I've been so looking forward to this since our Pantheon Watch sessions. We're talking about upload and the nature of consciousness, but one thing that you don't know is that my, like, very long ago wished-for technologies that I wanted to exist were telepathy and, like, upload, and the ability to, to, to freeze time for humans. I didn't actually think that was something you could go work on, so apparently it is.
[chuckles]
How do you end up working on that or being interested in longevity at all?

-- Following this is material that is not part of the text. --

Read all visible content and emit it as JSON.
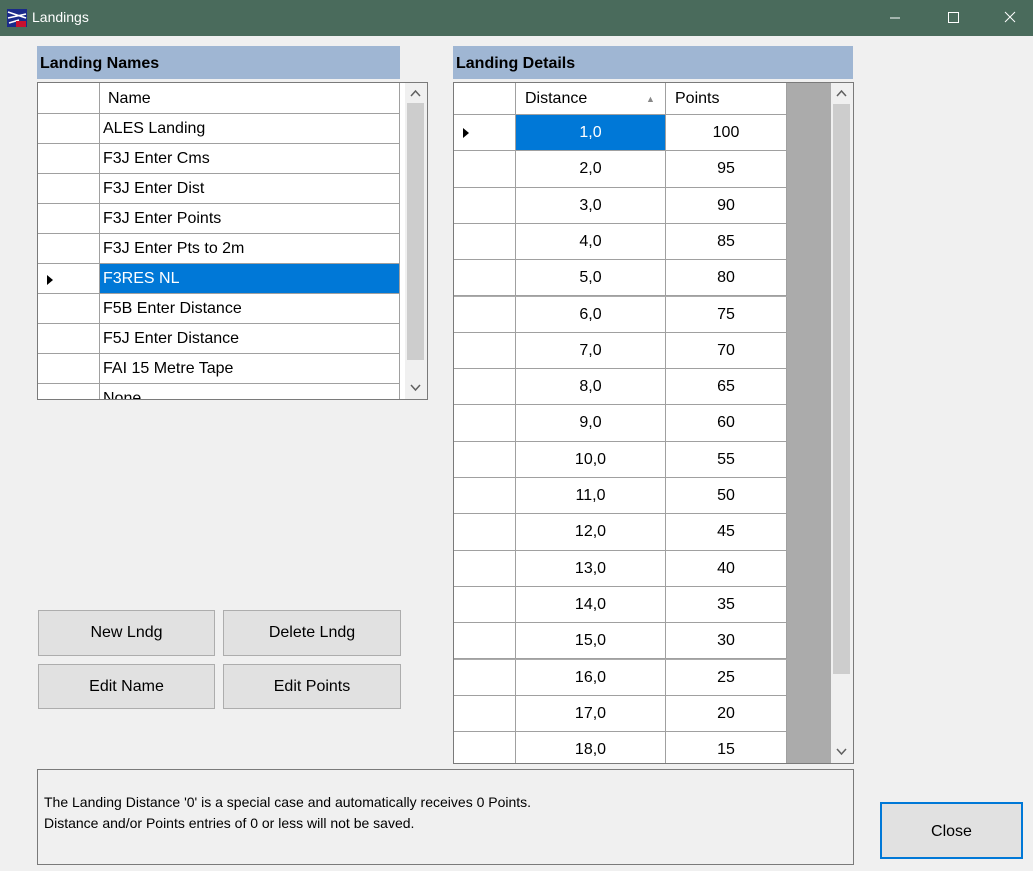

There... There's two different questions. So yeah, I come from a longevity background, but in my mind, like, um, reversible cryopreservation is, is applicable a bit outside of that as well. I don't know. I mean, I, I think I'm really obsessed with areas that feel like they should be worked on but aren't. Um, and, you know, when I was a kid, I think naively just growing up, that seemed really obvious for longevity. Um, and it's really surprising to realize that, you know, it's not the case that most people, like, are working on that explicitly as a goal, and in fact, that, like, it's, it's kind of... Like, I think longevity and aging kind of occupy this weird realm, where because they're not, like, explicitly diseases in a way that's fully socially recognized yet, they're not seen as valid to work on. But, like, that's not really for, I, I think, technical reasons on some level. It's, it's more for, like, classification reasons because, like, you know, uh, you, you can extend the lifespan of like, uh, sort of many different organisms using technology. Um, and, and how much you can do that in humans, we have no idea, and, you know, it could be very small technology. But sort of, like, I think longevity is interesting because it feels like an area where there's a social blind spot around something, and I find those very interesting.